The investigational drug elinzanetant has demonstrated a significant reduction in hot flashes and night sweats among postmenopausal women, according to a comprehensive international clinical trial. The OASIS-3 trial, which enrolled over 600 women aged 40 to 65 across 83 sites in North America and Europe, revealed that participants taking 120 mg of elinzanetant daily experienced a more than 73% reduction in the frequency and severity of vasomotor symptoms by week 12.
This promising development comes as many women seek alternatives to hormone therapy, which can carry risks such as breast tenderness, headaches, and an increased risk of certain cancers. Elinzanetant, a nonhormonal drug, offers a potential new option for those unable or unwilling to undergo traditional hormone treatments.
Clinical Trial Insights and Findings
The OASIS-3 trial’s findings are particularly significant given the scale and duration of the study. Participants were monitored over a 52-week period, with results indicating not only a rapid reduction in symptoms but also sustained relief over the course of a year. The trial also noted secondary benefits, including reduced sleep disturbances and improved quality of life, although these aspects require further study to be fully understood.
Importantly, the trial found no harmful effects on liver function or bone density, a common concern with many medications. “Elinzanetant, the first dual neurokinin-1 and 3 receptor antagonist to complete Phase 3 testing, has shown promising results,” said Dr. JoAnn V. Pinkerton, a leading researcher involved in the study and director of midlife health at UVA Health.
For those dealing with moderate to severe VMS due to menopause, the treatment options have been limited, especially for those who cannot or choose not to undergo hormone therapy.
Understanding Elinzanetant’s Impact
Elinzanetant’s development is a response to the need for effective non-hormonal treatments for menopause symptoms. Traditional hormone therapy, while effective for some, is not suitable for all women, particularly those with a history of blood clots or cancer. Elinzanetant, devoid of estrogen, could fill this gap by providing relief without the associated risks of hormone replacement therapies.
Previous trials, OASIS-1 and OASIS-2, had already indicated the drug’s potential, but OASIS-3’s larger scale and extended duration have provided more robust evidence of its efficacy and safety. “Outcomes from this 52-week study were consistent with those observed in the 26-week OASIS-1 and OASIS-2 trials,” researchers noted in their published findings.

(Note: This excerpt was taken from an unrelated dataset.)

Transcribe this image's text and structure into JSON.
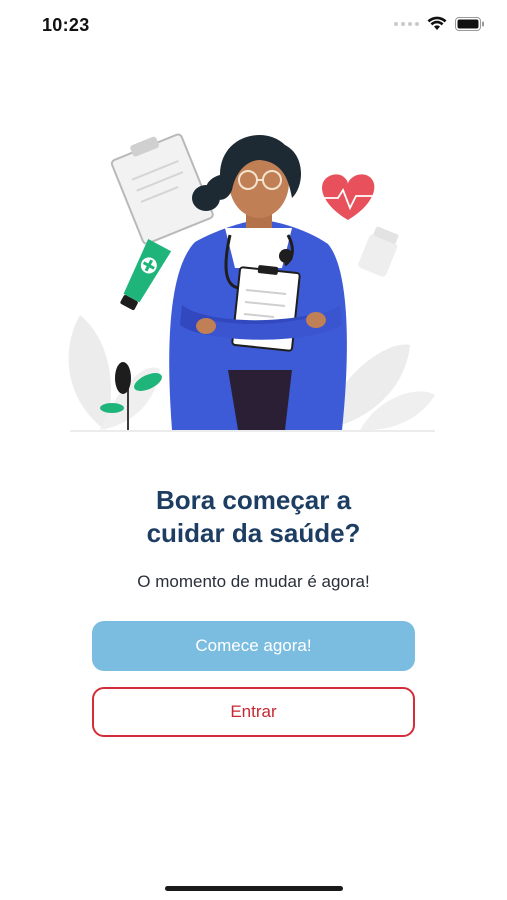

Common side effects reported included sleepiness, fatigue, and headaches, yet no significant safety concerns were identified through mammograms or measures of endometrial thickness.
Future Implications and Regulatory Path
The potential approval of elinzanetant by the FDA could mark a significant advancement in menopause treatment. However, the FDA has delayed its decision, requesting additional time to review Bayer’s application, which includes data from the OASIS-3 trial. This delay underscores the rigorous process involved in bringing new pharmaceuticals to market.
Meanwhile, the OASIS-4 trial is exploring elinzanetant’s efficacy in women experiencing hot flashes due to breast cancer endocrine therapy, with initial results mirroring those of the OASIS-3 trial. “What is so exciting is that with elinzanetant, we potentially have a new treatment option that can be used first-line for moderate to severe hot flashes,” Dr. Pinkerton remarked.
The continued research and eventual approval of elinzanetant could provide much-needed relief for millions of women worldwide, offering a new avenue for managing the often debilitating symptoms of menopause.